When I got to the place, it was very “spa/yoga/new age” feeling , all wind chimes and filtered water in a clear glass pitcher, which was pleasant. Light and airy, and the attendant was lovely. She offered me water and we sat on the white furniture while she told me what to expect.
I felt pretty comfortable by the time she led me to the room. There was a dressing area and a large shower and the door to the float tank. It wasn’t like the one pictured in the article where you would have to bend down to get in. It was more like this.
Anyhow. The attendant left me. I showered off and stepped into the tank, prepared to experience that “mind turning off” “total relaxation” that they talk about.
Instead, I got a steady stream of thoughts playing through my mind. I had not left my woes outside the tank, I had locked myself in with them.
I felt good. Physically I felt good, and the thoughts weren’t distressing, but they were constant. I could mindfully watch them come and go.
It was a fascinating experience, I’m not sorry I did it, I may do it again sometime. But it was not what I expected. It seemed to make it really clear just how tightly I’m wound.
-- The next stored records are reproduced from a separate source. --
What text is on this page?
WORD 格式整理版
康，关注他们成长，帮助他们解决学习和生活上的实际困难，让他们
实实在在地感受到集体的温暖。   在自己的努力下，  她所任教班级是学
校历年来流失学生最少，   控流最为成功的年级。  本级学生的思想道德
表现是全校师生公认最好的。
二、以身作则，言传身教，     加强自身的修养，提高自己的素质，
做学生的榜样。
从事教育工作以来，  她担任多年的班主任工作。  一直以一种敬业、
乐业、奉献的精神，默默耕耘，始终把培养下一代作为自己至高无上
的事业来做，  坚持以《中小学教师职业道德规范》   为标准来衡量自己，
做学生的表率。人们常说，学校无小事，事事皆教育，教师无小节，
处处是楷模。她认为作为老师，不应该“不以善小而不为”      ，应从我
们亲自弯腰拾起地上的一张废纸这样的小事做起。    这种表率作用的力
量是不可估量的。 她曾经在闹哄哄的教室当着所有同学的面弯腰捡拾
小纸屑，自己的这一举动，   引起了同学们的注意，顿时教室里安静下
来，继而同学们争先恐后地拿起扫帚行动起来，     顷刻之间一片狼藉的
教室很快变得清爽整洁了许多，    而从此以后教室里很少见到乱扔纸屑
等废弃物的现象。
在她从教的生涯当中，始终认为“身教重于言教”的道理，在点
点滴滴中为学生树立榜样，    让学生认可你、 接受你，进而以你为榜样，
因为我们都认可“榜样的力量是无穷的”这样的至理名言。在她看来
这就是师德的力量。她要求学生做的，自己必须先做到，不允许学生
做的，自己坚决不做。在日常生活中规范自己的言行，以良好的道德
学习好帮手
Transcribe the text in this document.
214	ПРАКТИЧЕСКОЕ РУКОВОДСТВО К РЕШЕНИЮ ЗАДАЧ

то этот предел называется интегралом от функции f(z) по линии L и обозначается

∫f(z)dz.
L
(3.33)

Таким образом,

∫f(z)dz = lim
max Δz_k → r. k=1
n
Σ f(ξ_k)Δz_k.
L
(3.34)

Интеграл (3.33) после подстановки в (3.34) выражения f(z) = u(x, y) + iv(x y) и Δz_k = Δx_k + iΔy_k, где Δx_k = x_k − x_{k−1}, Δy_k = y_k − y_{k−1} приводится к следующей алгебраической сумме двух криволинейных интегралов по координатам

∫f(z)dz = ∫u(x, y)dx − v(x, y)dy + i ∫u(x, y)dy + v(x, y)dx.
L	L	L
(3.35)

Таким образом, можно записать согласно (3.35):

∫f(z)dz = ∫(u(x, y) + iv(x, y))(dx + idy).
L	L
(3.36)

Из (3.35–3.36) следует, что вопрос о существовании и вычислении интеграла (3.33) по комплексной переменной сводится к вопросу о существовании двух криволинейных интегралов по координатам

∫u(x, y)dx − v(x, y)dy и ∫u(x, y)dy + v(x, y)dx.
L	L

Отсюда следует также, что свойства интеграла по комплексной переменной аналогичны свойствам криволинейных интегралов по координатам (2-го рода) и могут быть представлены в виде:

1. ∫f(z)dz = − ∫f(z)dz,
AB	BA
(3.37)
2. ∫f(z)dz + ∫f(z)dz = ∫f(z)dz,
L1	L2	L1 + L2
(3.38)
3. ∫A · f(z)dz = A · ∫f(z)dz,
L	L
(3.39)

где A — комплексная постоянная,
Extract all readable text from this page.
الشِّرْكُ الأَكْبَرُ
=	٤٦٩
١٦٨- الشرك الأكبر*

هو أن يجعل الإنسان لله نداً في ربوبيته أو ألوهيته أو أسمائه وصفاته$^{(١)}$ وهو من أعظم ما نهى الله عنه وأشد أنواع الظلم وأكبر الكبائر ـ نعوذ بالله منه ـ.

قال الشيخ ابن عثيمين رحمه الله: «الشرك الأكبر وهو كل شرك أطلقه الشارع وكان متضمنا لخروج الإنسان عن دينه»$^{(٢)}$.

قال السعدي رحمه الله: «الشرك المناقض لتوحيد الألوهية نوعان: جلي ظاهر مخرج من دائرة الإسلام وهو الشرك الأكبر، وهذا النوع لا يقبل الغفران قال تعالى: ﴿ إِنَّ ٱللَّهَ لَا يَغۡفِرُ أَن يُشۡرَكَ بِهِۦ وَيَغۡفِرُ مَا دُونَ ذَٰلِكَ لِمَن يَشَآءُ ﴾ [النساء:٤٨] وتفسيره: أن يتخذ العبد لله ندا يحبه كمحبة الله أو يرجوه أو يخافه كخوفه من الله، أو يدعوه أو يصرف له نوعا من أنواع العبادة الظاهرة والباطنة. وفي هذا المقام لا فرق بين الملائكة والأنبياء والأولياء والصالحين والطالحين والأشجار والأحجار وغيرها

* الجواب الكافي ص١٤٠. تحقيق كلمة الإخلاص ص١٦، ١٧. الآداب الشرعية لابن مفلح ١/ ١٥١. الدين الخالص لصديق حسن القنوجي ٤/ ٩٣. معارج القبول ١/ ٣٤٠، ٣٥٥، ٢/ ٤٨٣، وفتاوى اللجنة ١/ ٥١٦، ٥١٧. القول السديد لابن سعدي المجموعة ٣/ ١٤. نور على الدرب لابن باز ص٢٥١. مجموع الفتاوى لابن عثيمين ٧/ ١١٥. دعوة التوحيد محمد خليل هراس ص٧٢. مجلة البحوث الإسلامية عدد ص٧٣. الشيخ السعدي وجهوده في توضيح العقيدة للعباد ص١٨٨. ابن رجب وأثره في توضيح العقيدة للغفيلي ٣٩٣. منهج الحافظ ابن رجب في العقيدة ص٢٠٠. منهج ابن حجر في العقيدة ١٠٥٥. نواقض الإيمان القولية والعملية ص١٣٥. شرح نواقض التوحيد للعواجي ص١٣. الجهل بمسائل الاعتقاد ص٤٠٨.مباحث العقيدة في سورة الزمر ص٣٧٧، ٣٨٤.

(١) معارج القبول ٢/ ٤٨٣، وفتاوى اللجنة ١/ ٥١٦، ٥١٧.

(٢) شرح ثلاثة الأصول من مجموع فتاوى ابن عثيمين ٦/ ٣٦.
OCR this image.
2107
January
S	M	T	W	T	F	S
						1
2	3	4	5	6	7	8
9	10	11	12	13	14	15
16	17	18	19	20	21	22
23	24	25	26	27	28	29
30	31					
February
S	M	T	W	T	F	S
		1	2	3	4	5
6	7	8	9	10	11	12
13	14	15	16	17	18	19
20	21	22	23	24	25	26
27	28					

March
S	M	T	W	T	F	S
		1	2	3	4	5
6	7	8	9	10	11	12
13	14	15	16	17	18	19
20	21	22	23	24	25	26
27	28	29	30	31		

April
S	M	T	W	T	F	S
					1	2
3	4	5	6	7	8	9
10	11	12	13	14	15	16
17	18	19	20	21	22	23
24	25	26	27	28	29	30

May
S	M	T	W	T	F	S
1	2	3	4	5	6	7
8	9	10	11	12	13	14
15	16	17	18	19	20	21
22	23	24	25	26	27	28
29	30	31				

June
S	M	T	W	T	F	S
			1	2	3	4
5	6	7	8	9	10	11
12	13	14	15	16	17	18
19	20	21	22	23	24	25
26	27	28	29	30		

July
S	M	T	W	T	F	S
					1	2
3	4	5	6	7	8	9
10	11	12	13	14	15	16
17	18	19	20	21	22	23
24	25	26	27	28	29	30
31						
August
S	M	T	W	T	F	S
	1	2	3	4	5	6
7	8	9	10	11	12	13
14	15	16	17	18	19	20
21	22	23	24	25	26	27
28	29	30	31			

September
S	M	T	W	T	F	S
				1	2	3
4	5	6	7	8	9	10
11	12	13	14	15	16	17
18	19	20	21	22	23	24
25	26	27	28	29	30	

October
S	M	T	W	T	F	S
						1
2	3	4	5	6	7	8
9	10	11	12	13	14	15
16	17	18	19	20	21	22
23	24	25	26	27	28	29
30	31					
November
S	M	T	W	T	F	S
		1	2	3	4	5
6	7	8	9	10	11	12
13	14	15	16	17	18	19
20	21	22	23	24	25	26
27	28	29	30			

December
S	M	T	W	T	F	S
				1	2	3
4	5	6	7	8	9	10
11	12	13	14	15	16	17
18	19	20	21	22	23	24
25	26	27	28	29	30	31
It was a wake-up call for how much more I need to let some tension go.
I woke up wondering what it would take for me to actually shut off my mind.
It took about a minute for the answer to come to me.
Yes. A spanking.
Not a punishment spanking. Maybe not even a hard spanking. Preferably not even hard. Just firm. And long. Sensual. Steady. Absorbing.
That would shut my brain down.
I was going to end with a couple of quotes about spanking, but I think I’ll save them for the Wednesday challenge. Give me time to savor them (and rediscover that yes, I can still get turned on!)